Rhee was renowned as a prolific writer which brought him fame as the maître à penser (the master of thinking). Rhee usually published books on social issues, and they had a sensational impact on young intellectuals in the 1970s and 1980s. Of particular note, in his book Logic for an Era of Transition, Rhee criticized the sweeping trends of reckless anti-communism which were prevalent due to the Cold War. It was a paradigm shift for journalists and collegians who experienced the Korean War in their youth. Rhee received numerous awards including the Manhae Practitioner Prize (an authoritative award held by the Jogye Order of Korean Buddhism in commemoration of the symbolic reformer Manhae Han Yong-un) in 2000.

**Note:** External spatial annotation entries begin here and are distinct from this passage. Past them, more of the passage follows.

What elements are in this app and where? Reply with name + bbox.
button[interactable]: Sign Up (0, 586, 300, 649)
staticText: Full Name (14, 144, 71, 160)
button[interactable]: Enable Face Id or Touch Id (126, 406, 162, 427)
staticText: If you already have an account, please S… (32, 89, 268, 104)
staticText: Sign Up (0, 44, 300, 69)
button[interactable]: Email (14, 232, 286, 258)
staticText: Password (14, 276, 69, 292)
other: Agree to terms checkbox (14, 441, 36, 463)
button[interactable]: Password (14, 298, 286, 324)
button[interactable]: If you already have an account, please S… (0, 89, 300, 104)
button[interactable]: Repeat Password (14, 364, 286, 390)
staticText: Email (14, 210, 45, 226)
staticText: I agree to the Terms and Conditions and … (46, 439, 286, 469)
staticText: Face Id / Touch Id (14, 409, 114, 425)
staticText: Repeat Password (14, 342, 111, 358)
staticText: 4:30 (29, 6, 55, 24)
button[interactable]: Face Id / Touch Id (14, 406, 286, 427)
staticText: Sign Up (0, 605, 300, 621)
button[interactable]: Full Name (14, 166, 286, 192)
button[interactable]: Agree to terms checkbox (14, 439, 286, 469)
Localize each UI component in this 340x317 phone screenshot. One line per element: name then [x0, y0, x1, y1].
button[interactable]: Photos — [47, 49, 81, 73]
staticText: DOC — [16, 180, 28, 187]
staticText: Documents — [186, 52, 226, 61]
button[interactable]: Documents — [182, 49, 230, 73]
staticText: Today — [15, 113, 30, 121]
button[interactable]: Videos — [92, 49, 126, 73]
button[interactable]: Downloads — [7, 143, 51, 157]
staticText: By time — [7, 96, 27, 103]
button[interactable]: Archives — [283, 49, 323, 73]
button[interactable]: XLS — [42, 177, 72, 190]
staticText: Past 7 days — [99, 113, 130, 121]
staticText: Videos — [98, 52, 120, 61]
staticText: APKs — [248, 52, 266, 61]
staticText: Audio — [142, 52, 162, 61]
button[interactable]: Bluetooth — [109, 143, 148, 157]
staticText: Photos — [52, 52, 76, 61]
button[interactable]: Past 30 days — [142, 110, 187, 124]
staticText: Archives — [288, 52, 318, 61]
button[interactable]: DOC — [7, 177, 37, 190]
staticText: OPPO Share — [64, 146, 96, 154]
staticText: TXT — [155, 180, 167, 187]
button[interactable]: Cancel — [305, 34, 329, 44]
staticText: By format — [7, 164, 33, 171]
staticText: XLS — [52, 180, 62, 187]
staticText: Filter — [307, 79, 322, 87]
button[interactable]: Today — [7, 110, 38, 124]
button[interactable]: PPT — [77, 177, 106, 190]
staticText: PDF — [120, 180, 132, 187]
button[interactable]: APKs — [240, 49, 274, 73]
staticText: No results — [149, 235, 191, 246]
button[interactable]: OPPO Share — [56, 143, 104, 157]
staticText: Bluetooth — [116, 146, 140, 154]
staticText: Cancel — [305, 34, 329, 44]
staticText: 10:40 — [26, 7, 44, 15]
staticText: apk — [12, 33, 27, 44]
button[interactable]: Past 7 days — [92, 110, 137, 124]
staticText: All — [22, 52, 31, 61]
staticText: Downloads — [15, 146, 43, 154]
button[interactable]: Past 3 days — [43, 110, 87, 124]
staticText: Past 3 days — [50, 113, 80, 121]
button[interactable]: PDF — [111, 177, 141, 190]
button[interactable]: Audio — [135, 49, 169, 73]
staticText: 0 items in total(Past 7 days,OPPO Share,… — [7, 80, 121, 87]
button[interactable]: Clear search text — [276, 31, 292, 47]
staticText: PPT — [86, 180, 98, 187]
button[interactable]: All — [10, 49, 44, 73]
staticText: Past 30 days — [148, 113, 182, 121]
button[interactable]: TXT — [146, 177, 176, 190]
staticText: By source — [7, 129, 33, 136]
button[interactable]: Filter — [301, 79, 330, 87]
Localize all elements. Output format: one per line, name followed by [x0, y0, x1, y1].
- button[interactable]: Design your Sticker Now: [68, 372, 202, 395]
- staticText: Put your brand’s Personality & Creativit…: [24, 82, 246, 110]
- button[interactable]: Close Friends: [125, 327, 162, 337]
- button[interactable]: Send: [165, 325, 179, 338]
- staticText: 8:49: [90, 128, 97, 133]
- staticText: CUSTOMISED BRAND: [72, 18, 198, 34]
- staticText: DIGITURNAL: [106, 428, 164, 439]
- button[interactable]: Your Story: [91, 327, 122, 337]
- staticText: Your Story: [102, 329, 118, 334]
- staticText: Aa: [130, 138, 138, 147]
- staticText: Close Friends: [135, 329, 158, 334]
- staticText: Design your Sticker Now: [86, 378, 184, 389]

Rhee was subjected to fierce criticism by his political rivals after the 1990s. The opposites criticized that Rhee came to hasty conclusions on controversial social phenomena. Besides, his adherence to antiwar sentiments aroused repulsion in people who gave priority to national interests. However, it is undeniable that Rhee provided new insights into Korean society. He was one of the first South Korean intellectuals to overcome McCarthyism with his famous quote – “A bird flies with both left and right wings.”
 
Rhee was referred to as the maître à penser (the master of thinking) for his struggle for democracy.
(Photo courtesy of KBS)

Posterity will remember Rhee as a great journalist and scholar. “Rhee led the new generation and contributed to the fostering of intellectuals with his publications,” said Choi Young-muk (Department of Media Communication, ’85), a professor of Sungkonghoe University and a renowned media scholar who used to be Rhee’s teaching assistant. Professor Ahn Dong-geun (Department of Media Communication), who studied under Rhee, also showed respect towards his teacher. “Regardless of criticism posed upon him, Rhee’s competence and ability as a scholar will be recognized by future generations.”